Удивляло то, что они вот так просто по вокзалу разгуливают и никакой охраны не видно, даже немножко жутко сделалось. Мне казалось, что надо возле каждого поставить нашего бойца с автоматом или, по крайней мере, с винтовкой. Ничего подобного! Прохаживались двое военных возле дверей, а третий за начальником вокзала бегал, мест в вагоне требовал и на фрицев кивал.
Все было так; обыденно, просто, что даже обидно. Ну, раз я рядом с пленным оказался, то мне захотелось знанием немецкого языка блеснуть да и вообще услышать, как живой враг разговаривает.

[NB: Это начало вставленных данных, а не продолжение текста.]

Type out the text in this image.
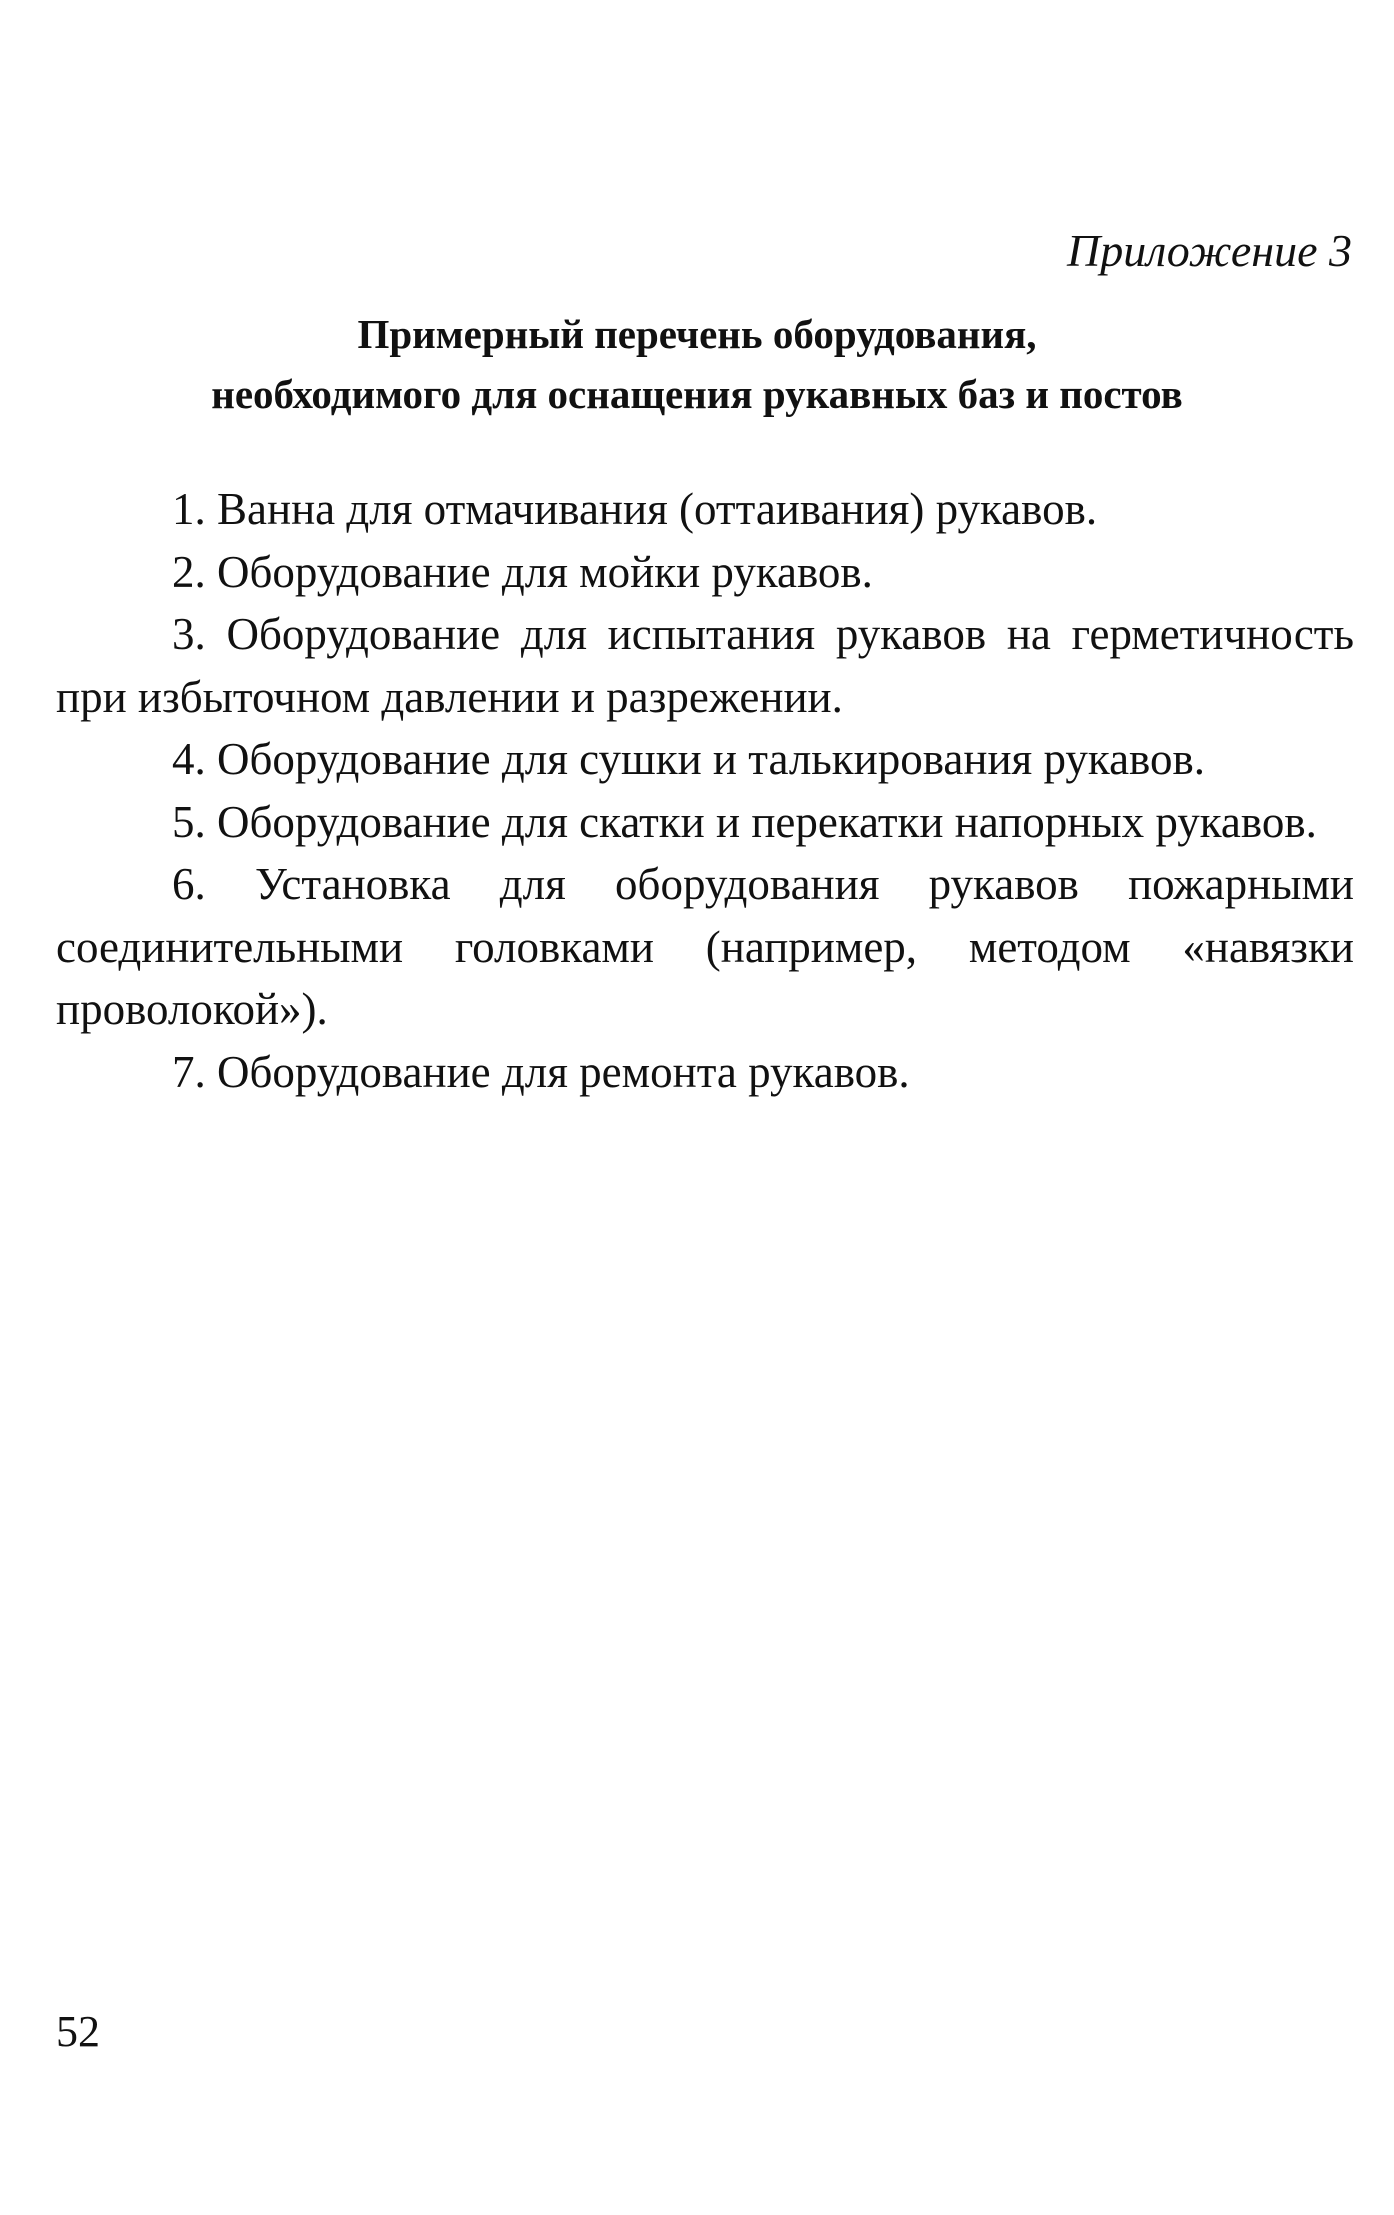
Приложение 3
Примерный перечень оборудования,
необходимого для оснащения рукавных баз и постов

1. Ванна для отмачивания (оттаивания) рукавов.

2. Оборудование для мойки рукавов.

3. Оборудование для испытания рукавов на герметичность при избыточном давлении и разрежении.

4. Оборудование для сушки и талькирования рукавов.

5. Оборудование для скатки и перекатки напорных рукавов.

6. Установка для оборудования рукавов пожарными соединительными головками (например, методом «навязки проволокой»).

7. Оборудование для ремонта рукавов.

52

Но все немецкие слова, как назло, в тот момент у меня из головы вылетели, и я понес такую чепуху, что потом самому смешно стало:
— Гутен морген! Зи фарен нах хаус?
По-русски это значит: «С добрым утром! Вы едете домой?›» А при чем тут «гутен морген», если на дворе был как раз вечер, к тому же и козе понятно, что пленных до конца войны никто домой не повезет. Куда их везти, если наши войска еще вовсю с ними бьются?

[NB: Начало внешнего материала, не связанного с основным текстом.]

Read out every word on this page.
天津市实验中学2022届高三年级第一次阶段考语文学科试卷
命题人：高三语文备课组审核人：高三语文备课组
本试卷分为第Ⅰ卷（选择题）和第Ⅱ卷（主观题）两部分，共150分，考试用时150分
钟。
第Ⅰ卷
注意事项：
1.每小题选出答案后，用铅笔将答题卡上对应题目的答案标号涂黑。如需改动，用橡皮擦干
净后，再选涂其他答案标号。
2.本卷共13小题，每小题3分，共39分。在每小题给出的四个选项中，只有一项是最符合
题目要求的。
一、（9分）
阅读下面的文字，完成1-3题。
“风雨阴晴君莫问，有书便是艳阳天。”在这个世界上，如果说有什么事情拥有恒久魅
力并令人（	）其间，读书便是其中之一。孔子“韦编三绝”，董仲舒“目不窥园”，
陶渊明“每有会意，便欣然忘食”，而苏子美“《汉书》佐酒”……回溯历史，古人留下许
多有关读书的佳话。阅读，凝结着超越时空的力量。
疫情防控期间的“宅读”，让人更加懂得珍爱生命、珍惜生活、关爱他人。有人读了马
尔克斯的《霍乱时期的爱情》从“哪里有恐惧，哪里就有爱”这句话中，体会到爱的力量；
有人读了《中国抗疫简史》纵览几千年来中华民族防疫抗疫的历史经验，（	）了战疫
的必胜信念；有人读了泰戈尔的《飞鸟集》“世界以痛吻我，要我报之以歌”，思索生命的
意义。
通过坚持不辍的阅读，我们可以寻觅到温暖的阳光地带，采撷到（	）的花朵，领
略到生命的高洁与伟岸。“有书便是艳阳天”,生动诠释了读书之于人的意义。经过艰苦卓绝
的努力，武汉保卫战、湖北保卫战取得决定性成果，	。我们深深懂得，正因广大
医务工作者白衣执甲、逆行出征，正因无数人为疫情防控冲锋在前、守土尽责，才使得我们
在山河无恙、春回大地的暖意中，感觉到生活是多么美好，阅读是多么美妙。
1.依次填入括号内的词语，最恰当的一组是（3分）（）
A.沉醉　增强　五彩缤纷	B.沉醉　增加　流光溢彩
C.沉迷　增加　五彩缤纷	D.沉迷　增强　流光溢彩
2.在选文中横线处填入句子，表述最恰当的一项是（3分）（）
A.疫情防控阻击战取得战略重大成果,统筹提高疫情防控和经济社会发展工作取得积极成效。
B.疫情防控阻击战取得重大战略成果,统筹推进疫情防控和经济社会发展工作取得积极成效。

Немец, однако, сделал вид, что глупости моей не заметил, тоже сказал мне «гутен морген», а потом добавил:
— Найн хаус! Арбайтен! Работать на плен!
Фриц выглядел измученным, совсем не страшный был фриц. Не знаю, что со мной случилось, но я достал из мешка печенюшку и протянул пленному. Он вначале отталкивал ее, опустив глаза, потом все же взял и сказал:
— Данке!
Черт его знает, зачем я ему печенюшку дал. Может, он фашист! Теперь будет меня всю жизнь совесть мучить. Вообще-то он на фашиста не похож, зачуханный такой рядовой фрицик, но кто его знает… Больше с ним поговорить не пришлось, им скомандовали подниматься, наверное, все-таки места выхлопотали,
Я про ту печенюшку матери ничего не говорил, вообще никому не рассказывал, неловко как-то. Пусть бы они скорее все в плен сдавались, лежачих не бьют, это и у мальчишек во всех играх предусмотрено. Только я про этот случай все равно никогда никому, даже Витьке Кротенко, рассказывать не буду.